Before worrying about whether or not your golf swing is good, knowing the Difference Between Aim from Alignment can instantly lower your scores. Golf intermediate target line aiming tips are designed specifically to address these important fundamentals. However, there is one important variable that could ruin proper aim and alignment. Your ball position.

I will discuss the relationship between your aim and ball position and the affects it can have. Also, addressing the ball requires a few steps which will take place at the end up the pre-shot routine. These include picking an intermediate target and how you use your left foot (for a right handed player).

First let’s start with what an intermediate target is. If you haven’t already read my article on the pre-shot routine, they kind of go hand in hand. The adoption of picking an intermediate target if you don’t already do so in your pre-shot routine is tremendously important. It serves as a reference point for you to setup properly and more importantly be aimed at your target.

Unlike pool or bowling, golf is played from the side of the ball. This makes aiming just that much more complex and could explain why so many golfers start off slicing the ball. (mostly due to a severely open stance that is further opened after seeing the ball go right)  So, to make aiming in golf easier, why not select a target standing behind the ball.

This target (intermediate target) is any small object (leaf, shiny piece of grass, brown spot, broken tee, whatever) 1-4 inches in front of the ball and in line with your target typically called the target line.

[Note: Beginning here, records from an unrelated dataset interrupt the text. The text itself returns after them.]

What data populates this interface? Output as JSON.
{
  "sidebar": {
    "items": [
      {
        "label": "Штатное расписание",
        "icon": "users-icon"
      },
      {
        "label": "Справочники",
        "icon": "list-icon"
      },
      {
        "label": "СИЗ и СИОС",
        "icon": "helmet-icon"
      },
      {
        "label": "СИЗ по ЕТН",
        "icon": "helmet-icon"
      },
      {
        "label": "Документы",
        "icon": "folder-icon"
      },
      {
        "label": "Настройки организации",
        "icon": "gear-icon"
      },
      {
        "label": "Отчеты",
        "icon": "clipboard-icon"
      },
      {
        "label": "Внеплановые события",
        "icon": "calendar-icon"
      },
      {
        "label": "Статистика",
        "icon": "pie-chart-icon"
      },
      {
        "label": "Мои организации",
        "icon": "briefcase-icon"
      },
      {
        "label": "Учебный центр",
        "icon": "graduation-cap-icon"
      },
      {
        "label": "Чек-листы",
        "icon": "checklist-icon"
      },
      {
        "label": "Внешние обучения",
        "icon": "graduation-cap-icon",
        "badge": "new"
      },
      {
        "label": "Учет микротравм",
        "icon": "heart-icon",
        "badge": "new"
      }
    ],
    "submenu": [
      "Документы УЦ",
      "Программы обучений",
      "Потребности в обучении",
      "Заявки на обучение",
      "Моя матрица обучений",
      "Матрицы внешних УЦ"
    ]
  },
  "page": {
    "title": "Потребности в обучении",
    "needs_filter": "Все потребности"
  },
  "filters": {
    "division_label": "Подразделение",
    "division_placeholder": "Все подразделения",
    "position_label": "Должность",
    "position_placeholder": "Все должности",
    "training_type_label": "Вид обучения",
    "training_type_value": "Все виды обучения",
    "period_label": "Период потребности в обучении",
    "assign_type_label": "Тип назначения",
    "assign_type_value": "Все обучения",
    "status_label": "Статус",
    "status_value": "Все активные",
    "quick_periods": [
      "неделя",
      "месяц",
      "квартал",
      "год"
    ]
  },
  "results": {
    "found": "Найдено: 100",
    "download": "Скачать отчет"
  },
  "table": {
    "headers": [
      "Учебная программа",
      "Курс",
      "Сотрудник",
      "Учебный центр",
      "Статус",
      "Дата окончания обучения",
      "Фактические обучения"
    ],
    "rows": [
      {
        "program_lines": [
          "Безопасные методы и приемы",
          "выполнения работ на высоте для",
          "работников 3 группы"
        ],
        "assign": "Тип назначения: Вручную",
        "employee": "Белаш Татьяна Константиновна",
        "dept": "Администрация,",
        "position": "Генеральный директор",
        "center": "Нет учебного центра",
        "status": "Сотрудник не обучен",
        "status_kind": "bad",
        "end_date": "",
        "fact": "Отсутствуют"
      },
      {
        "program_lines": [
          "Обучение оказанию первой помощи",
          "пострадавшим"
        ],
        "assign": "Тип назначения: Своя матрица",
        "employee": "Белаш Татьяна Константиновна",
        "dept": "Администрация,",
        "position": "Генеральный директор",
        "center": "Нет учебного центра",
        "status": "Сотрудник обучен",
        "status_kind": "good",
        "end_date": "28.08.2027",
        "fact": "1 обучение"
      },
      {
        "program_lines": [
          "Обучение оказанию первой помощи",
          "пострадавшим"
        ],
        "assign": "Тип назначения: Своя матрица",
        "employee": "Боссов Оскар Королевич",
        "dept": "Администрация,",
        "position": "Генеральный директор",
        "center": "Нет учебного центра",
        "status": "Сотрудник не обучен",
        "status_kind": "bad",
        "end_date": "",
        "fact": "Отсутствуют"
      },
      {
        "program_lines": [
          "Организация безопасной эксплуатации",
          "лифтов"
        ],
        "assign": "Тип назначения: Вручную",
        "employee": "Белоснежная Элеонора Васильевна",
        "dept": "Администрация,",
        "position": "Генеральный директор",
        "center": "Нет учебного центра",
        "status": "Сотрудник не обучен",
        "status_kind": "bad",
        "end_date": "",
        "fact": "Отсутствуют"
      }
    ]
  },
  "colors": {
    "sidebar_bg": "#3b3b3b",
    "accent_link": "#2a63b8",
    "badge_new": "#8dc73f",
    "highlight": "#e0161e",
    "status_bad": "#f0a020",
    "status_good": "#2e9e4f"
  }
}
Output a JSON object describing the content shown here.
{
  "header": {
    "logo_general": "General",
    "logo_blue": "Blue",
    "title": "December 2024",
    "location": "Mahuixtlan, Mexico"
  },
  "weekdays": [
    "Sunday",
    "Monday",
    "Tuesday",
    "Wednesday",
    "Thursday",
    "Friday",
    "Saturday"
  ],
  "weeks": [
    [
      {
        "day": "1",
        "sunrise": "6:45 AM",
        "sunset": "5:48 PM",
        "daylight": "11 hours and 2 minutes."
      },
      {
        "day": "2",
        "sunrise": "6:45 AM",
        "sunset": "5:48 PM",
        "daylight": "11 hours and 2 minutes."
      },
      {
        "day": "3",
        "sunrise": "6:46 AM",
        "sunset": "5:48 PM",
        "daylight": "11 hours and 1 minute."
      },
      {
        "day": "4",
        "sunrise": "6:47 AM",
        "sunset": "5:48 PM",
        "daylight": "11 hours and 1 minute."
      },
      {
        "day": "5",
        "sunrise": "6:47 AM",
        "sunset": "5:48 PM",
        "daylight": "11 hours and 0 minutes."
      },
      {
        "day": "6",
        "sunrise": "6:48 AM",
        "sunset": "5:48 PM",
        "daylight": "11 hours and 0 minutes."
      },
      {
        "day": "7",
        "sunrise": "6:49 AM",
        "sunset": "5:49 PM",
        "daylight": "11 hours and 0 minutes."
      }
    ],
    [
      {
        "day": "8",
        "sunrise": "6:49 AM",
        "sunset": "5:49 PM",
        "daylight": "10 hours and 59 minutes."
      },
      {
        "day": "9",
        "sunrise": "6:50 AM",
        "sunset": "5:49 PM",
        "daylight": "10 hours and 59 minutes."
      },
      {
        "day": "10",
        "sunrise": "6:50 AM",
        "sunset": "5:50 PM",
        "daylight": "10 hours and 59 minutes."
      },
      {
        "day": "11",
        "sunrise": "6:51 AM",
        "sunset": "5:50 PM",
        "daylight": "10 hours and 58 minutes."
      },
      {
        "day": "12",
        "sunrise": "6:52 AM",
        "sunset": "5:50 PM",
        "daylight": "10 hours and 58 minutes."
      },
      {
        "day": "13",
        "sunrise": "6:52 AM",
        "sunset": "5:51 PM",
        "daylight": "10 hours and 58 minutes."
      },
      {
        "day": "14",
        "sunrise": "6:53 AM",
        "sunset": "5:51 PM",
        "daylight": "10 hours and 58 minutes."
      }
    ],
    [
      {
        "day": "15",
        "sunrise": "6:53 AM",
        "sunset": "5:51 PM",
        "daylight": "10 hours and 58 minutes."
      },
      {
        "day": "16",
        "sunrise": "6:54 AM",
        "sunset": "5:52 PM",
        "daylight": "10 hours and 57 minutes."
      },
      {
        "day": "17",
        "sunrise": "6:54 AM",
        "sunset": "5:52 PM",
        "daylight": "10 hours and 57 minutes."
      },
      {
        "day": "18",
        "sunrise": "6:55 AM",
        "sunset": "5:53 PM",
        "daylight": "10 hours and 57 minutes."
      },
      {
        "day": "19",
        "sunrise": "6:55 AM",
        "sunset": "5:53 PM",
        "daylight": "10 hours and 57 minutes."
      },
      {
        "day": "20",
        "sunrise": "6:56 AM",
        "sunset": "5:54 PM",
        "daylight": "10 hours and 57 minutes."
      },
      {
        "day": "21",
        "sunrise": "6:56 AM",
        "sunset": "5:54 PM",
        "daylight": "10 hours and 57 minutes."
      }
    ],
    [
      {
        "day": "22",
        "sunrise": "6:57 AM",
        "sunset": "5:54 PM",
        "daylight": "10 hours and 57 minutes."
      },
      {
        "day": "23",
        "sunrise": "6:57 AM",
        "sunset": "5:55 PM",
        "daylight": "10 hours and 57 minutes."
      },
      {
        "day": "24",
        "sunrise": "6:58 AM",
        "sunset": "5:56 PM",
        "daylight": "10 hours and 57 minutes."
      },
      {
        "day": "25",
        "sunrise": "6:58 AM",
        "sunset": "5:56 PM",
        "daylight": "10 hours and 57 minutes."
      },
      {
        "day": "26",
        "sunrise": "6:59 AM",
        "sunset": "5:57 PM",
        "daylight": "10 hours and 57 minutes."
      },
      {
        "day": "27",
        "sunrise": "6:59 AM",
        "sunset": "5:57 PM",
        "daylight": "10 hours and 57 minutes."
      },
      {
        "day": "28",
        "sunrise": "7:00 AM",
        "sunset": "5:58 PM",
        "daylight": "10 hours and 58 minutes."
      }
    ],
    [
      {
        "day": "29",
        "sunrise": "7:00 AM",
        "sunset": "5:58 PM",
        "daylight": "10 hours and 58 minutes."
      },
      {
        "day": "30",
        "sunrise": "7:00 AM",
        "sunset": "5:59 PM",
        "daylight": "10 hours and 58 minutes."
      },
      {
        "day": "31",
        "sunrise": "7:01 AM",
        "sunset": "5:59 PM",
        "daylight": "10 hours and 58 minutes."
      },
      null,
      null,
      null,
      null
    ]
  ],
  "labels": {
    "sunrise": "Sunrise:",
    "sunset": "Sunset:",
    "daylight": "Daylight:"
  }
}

Since I am left eye dominant, when picking my intermediate target I close my right eye so I am seeing everything only through my left. I hold up my club so it covers the ball and slowly trace the shaft from ball up to my intended target. This will identify a spot right before the ball. My intermediate target.

Experiment what method works best for you.

After picking a spot, other than maybe visualizing the shot, you are ready to take your stance.

Taking your stance requires deliberate movements with your hands and feet. You don’t simply just walk into a shot willy nilly. The best way I can describe these movements would be to call them a specific sequence of motions. The key fundamental is making sure to planting your left foot before the right. (right handed player)

You must establish a connection between your left foot, intermediate target (target line), and the ball. If you can create a consistent distance between your left foot and ball, this makes setting up and aiming easy. Once you place your left foot down you are effectively deciding the distance you are away from the ball and the ball position. For most golfers, the ball position should be just off or inside the left heel. (usually places the ball just bellow left armpit or heart. ) And far enough away so that when your hands hang naturally the center of the clubface is over the ball.

Just remember that ball position ultimately has nothing to do with position relative to the feet, but rather its position relative to the shoulders and usually where your head is located.

Let me explain.

Now you have stepped into your shot, planted your left foot first and vary your stance width by how far to the right you place your right foot.  You take one waggle, and look at the target and decide you are aimed too far right so you adjust slightly to the left. This looks better, so you go ahead and swing.

WRONG!

Lots of golfers do this and its costing them strokes.

When you shifted positions to the left you changed the effective ball position to be more in back of your stance. This will cause all sorts of manipulations of the swing plane. The opening of your shoulders to the left caused the ball to sit more towards your right shoulder, effectively putting the ball more back in your stance changing the target line swing path. The opposite would happen if you turned your shoulders to the right, which would move the ball position further forward.